どゆこと?もしかして、前のフラグ構築に失敗したから?だからイベント発生しないの!?


「そ、そんなぁ~・・・」


たまの休みに早起きした苦労が水の泡だ。

イベントが発生する時間まで待ってみたけど進展なし。

両肩に徒労と喪失感が圧し掛かる。

折角街に来たんだし何か美味しいもの食べてフレンカにお土産を買っていこう。

そう思って通りを歩き始めた・・・その時だ!


「・・・はっ!?えっ!?」


思わず物陰に身を隠して様子を窺う。だって、目の前にあのミアナがいるんだもの!


「ミ、ミアナ?なんでここに?・・・あっ、そっか」


どれだけ優秀でも中身は年頃の女の子。暇になったら街に繰り出して遊ぶくらいするよね。


「そうだ。何するか覗いちゃお~っと」


これも何かの縁。すぐさまミアナの尾行を開始する。

つかず離れずの距離を保っているおかげで向こうもこちらに気づくことなく通りを歩いている。

しかし、しばらく尾行しておかしなことに気づいた。


「あれ?何も見ないの?」


少し目を向ければ若い女の子が好みそうなブティックやアクセサリーショップ、美味しそうなスイーツが並んでいるのにそれらに目もくれず足早に歩を進めている。

遊びに来たんじゃないってこと?

不審な行動に首を傾げているとミアナが人通りの少ない路地に入った。


「やばい!」


見失っては大変だと慌てて追いかける。

通りを曲がって路地に入るがそこにミアナの姿はない。


「えっ?あれ?」


ついさっき曲がったばかりのはずなのにその姿は影も形もない。

一体どこに・・・?

近くに隠れていないか木箱の裏を見たり樽のふたを開けたりして探したけどどこにもいない。

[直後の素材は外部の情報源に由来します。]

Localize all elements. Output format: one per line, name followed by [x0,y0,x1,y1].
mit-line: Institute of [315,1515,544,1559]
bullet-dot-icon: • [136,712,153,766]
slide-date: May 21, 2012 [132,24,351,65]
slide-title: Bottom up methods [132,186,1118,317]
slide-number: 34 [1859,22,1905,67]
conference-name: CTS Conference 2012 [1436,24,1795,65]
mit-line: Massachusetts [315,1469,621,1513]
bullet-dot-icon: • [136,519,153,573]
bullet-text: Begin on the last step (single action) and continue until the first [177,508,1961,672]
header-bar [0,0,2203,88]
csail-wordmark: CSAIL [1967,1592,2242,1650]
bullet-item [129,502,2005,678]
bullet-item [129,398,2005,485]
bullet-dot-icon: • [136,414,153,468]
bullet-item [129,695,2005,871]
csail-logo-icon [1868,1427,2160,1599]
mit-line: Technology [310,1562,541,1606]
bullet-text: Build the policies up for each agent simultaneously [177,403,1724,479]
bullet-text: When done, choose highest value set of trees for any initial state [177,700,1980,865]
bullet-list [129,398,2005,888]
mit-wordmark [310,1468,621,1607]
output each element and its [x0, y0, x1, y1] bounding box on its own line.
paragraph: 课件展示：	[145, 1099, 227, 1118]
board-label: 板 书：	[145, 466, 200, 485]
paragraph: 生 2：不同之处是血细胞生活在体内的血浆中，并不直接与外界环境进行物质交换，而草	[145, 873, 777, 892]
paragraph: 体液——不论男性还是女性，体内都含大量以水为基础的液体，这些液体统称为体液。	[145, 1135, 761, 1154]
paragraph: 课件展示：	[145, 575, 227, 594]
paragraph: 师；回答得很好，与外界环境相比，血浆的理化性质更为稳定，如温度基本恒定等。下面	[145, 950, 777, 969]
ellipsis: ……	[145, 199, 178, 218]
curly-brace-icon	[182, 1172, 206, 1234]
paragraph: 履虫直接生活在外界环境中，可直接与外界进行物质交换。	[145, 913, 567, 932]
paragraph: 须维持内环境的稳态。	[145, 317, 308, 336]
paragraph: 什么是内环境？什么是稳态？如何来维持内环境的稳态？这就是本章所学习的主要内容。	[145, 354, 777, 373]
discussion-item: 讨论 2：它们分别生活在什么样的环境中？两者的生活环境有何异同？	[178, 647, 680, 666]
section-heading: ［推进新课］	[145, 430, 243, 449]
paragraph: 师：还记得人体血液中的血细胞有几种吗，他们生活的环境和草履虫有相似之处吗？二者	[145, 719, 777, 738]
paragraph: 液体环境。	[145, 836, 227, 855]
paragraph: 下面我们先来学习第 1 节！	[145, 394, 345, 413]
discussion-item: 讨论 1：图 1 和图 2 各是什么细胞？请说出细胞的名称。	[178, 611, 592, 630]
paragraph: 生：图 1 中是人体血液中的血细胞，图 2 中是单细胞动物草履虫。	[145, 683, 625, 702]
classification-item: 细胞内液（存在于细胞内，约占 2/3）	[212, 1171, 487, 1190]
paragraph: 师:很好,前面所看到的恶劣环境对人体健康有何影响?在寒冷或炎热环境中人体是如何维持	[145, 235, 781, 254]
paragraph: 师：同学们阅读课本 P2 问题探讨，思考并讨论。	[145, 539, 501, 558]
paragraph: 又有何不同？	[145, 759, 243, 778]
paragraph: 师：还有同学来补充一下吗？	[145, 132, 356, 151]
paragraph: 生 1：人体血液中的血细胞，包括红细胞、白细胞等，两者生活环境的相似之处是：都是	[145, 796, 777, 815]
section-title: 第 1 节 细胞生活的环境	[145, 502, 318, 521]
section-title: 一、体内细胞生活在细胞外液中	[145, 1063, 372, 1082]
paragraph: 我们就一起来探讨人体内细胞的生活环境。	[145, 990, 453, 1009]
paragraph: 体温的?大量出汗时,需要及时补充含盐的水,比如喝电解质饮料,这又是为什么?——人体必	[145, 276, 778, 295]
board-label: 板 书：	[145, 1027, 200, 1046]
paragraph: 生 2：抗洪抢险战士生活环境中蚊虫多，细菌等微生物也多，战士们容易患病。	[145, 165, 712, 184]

一度ならず二度までも!また無駄な時間を過ごしてしまった・・・!


「よぉ。待ちなお嬢ちゃん」

「カル学の女がお供もつけねぇでふらついてるって話は本当だったんだな」

「流石は貴族様。いい服着てるねぇ」


がっくり肩を落として路地を出ようとした私の前に三人の男性が立ちはだかる。

えーーっと。これは所謂・・・チンピラってやつですか?

どう見てもガラのよろしくない殿方達は私に迫り路地の奥へと追いやっていく。

たちまち突き当たりに追い込まれ逃げるに逃げられない状況に。

知らない!私こんなイベント知らないよ!?


「なぁ貴族様よぉ。明日をも知らねぇ俺達平民にちょいとばかし心付けをくれねぇか?」

「別に金でじゃなくてもいいんだぜぇ?」

「俺、一回でいいからその制服着てみたかったんだぁ」

「えっ?」

「はっ?」


はい出ましたーー!!こういう輩がやることと言ったらカツアゲですよねぇ!


「わ、分かりました!お金を払えばいいんですね?」

「そうそう。聞き分けのいい子はモテるぜぇ」

「えー。俺その制服が・・・」

「お前は黙ってろ!!」


お金で解放してくれるならそれに越したことはない。幸いにも私には助けた近衛騎士のおじさんからもらった支度金の残りがある。

こんなことに使うのはいやだけど命あってのなんとやら。私は鞄からお財布を取り出して彼らに渡そうとした。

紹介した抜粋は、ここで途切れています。